Gradio is an open-source Python library used to build machine learning and data science demos and web applications. It allows users to create a beautiful user interface around their machine learning models or data science workflows and enables others to interact with the demo through the browser by dragging-and-dropping images, pasting text, recording voice, and more. Gradio is useful for demoing machine learning models, deploying models with automatic shareable links, and debugging models interactively during development.

Features:

  • Build Interactive Apps: Gradio allows users to build demos and share them in Python with just a few lines of code.
  • Drag-and-Drop Functionality: Users can interact with the demo by dragging and dropping images, pasting text, or recording their own voice.
  • Automatic Shareable Links: Models can be deployed quickly with automatic shareable links, making it easy to share and gather feedback on model performance.
  • Built-in Manipulation and Interpretation Tools: Gradio provides built-in manipulation and interpretation tools for interactive debugging of models during development.

Installation:

To install Gradio, follow these steps:

  1. Install Gradio using pip:
pip install gradio
  1. Run the following code as a Python script or in a Jupyter Notebook:
import gradio as gr

def hello_world():
    return "Hello, World!"

iface = gr.Interface(fn=hello_world, inputs=None, outputs="text")
iface.launch()

The demo will appear automatically within the Jupyter Notebook or in a browser on http://localhost:7860 if running from a script.
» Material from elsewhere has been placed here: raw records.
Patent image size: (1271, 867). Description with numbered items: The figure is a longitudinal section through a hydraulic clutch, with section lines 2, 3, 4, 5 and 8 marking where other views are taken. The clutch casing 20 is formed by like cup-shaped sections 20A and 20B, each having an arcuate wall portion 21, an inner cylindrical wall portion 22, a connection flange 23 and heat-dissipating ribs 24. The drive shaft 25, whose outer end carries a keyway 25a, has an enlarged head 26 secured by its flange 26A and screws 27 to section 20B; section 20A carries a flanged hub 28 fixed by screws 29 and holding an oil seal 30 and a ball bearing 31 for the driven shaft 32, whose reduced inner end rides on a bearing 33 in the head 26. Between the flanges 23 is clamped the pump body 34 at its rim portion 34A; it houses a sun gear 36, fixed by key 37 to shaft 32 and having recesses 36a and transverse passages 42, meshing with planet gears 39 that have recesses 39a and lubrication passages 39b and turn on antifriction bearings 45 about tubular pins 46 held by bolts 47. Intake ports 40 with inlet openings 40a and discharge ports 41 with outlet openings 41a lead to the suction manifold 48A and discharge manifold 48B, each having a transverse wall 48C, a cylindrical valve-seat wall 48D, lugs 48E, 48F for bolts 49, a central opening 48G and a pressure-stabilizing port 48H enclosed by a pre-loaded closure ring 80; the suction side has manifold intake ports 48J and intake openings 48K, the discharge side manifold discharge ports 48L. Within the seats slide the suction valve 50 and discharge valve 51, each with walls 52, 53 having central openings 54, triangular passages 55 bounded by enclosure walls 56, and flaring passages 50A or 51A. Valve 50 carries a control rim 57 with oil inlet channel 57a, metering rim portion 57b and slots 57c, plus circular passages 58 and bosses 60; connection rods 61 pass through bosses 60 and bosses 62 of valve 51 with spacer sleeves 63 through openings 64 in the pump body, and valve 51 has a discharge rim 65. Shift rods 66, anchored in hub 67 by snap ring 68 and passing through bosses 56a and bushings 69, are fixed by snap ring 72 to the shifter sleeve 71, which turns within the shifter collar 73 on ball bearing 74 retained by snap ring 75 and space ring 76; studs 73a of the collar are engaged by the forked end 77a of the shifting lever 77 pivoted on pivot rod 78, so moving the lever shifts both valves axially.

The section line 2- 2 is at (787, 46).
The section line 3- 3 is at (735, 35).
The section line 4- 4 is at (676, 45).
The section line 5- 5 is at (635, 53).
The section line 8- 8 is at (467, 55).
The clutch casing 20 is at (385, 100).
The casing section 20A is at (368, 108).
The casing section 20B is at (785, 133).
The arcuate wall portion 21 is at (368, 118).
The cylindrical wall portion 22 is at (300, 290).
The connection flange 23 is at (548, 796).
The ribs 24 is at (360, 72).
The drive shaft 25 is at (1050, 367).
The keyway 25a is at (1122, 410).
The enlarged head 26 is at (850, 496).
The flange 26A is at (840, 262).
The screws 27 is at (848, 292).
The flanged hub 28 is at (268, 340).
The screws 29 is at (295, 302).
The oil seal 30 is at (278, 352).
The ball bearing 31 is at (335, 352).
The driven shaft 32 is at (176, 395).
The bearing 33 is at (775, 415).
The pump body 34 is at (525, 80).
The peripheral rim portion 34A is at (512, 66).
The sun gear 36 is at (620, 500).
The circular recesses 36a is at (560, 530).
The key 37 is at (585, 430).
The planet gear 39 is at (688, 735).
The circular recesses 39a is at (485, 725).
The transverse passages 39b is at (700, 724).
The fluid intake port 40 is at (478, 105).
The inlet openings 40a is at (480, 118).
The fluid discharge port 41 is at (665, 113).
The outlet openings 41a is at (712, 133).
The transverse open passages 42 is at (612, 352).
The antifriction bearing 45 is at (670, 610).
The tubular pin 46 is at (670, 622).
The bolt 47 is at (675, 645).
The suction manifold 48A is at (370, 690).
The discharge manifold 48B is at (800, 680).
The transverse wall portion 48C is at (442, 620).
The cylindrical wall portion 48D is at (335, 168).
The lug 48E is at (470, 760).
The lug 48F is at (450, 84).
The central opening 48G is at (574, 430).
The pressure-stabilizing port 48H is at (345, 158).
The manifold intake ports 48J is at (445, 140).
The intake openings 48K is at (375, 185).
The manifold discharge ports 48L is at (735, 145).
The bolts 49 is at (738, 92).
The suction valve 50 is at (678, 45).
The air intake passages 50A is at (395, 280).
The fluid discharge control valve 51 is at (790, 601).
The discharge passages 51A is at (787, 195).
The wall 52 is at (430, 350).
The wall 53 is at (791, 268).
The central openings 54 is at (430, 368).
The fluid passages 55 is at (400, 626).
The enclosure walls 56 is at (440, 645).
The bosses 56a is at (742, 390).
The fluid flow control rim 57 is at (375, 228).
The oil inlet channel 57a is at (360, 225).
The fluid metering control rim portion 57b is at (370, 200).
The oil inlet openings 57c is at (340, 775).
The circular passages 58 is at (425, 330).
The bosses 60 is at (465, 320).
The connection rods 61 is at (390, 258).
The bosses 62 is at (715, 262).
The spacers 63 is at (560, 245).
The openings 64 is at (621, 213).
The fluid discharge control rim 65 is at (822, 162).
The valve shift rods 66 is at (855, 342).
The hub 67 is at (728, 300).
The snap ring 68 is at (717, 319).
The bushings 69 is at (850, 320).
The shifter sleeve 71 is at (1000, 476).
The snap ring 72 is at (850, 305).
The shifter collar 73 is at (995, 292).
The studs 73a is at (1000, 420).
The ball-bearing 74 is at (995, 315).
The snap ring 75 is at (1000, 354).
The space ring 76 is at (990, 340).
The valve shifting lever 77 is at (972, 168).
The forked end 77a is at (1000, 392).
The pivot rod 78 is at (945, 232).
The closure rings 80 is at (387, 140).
Note: To run the code as a Python script, you can use the Gradio CLI to launch the application in reload mode for seamless and fast development. Learn more about reloading in the Auto-Reloading Guide.

Summary:

Gradio is a powerful Python library that simplifies the process of building machine learning and data science demos and web applications. With its intuitive interface and drag-and-drop functionality, users can quickly create interactive apps and share them with others. Gradio also provides automatic shareable links for model deployment and includes built-in manipulation and interpretation tools for debugging models during development. Overall, Gradio is a valuable tool for anyone looking to showcase their machine learning models or data science workflows in an interactive and user-friendly way.